Retail sales are one of my favorite indicators, because in real terms they can tell us so much about the present, near term forecast, and longer term forecast for the economy.
This morning retail sales for November were reported up +0.2%, while October was also revised up +0.1%. Since consumer inflation increased by +0.3%, however, real retail sales were down less than -0.1%. Real retails sales remain slightly below their August peak.
Here is what the longer term absolute trend looks like.
A closer view shows that the last three months’ decline remains well within the range of noise:
Others may use other deflators. I use overall CPI because:
1. I’ve been doing it this way for over 10 years.
2. This is the deflator used by FRED.
3. It has a 70+ year history.
4. Over that 70+ year history, it has an excellent record as a short leading indicator for employment and recessions. That’s the kind of track record I like.

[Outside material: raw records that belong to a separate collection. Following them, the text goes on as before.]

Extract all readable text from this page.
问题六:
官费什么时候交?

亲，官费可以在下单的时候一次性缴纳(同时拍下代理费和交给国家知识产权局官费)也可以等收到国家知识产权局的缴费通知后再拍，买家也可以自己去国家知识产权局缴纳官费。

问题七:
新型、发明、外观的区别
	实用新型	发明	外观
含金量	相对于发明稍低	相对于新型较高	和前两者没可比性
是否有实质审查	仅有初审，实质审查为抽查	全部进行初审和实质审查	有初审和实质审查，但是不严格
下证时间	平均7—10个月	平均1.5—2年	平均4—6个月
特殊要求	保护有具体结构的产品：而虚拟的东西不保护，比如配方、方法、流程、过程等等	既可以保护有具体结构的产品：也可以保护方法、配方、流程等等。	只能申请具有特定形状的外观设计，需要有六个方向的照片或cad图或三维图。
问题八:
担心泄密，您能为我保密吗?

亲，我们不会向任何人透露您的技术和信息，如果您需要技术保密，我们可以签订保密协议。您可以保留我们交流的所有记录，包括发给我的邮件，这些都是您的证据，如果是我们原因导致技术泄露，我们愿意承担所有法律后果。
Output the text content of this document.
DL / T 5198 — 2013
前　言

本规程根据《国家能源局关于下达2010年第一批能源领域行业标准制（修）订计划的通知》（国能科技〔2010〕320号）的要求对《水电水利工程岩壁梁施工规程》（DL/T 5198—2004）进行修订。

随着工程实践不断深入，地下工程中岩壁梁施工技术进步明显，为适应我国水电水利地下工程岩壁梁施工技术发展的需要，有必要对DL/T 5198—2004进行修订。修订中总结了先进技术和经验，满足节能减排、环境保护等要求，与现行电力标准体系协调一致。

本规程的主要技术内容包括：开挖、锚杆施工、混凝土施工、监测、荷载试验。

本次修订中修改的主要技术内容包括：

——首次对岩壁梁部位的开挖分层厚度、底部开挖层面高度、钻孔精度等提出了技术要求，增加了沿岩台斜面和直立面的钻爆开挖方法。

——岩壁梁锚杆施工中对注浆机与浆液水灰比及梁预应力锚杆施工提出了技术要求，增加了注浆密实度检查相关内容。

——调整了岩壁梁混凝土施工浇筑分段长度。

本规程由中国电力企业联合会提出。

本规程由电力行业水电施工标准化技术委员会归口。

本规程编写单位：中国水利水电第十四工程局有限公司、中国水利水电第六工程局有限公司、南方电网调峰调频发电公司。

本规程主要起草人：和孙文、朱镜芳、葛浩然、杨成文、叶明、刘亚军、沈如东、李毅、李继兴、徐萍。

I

Further, although the relationship is noisy, real retail sales measured YoY tend to lead employment (red in the graphs below) by about 4 to 8 months. Here is that relationship over the past 20 years:
The recent peak in YoY employment gains followed the recent peak in real retail sales by roughly 6 months, and the downturn in real retail sales at the end of last year has already shown up in weakness in the employment numbers this year, as shown in this shorter term view of the past 5 years (note change of scale in payrolls better to show the changes):
Similarly even with the recent small decline at least stabilization in the employment numbers by about next spring.
Finally, real retail sales per capita is a long leading indicator. In particular it has turned down a full year before either of the past two recessions:
In the last 70 years, with the exception of 1973 and 1981 this measure has always turned negative YoY at least shortly before a recession has begun:
Thus this is a quite reliable indicator, and with this result still being up +0.7% YoY, it is not flagging any imminent recession.
To summarize, this is a small decline from a peak three months ago. On the positive side, it is not enough for me to change this indicator to neutral, although it is enough to downgrade it to a weak positive. I will need at very least one more month without making a peak, or a more serious decline, to downgrade this indicator. On the negative side, together with yesterday’s poor weekly jobless claims number, if there is further confirmation, it *could* mark the beginning of the spread of contraction from the manufacturing sector into the consumer sector that I have been worried about.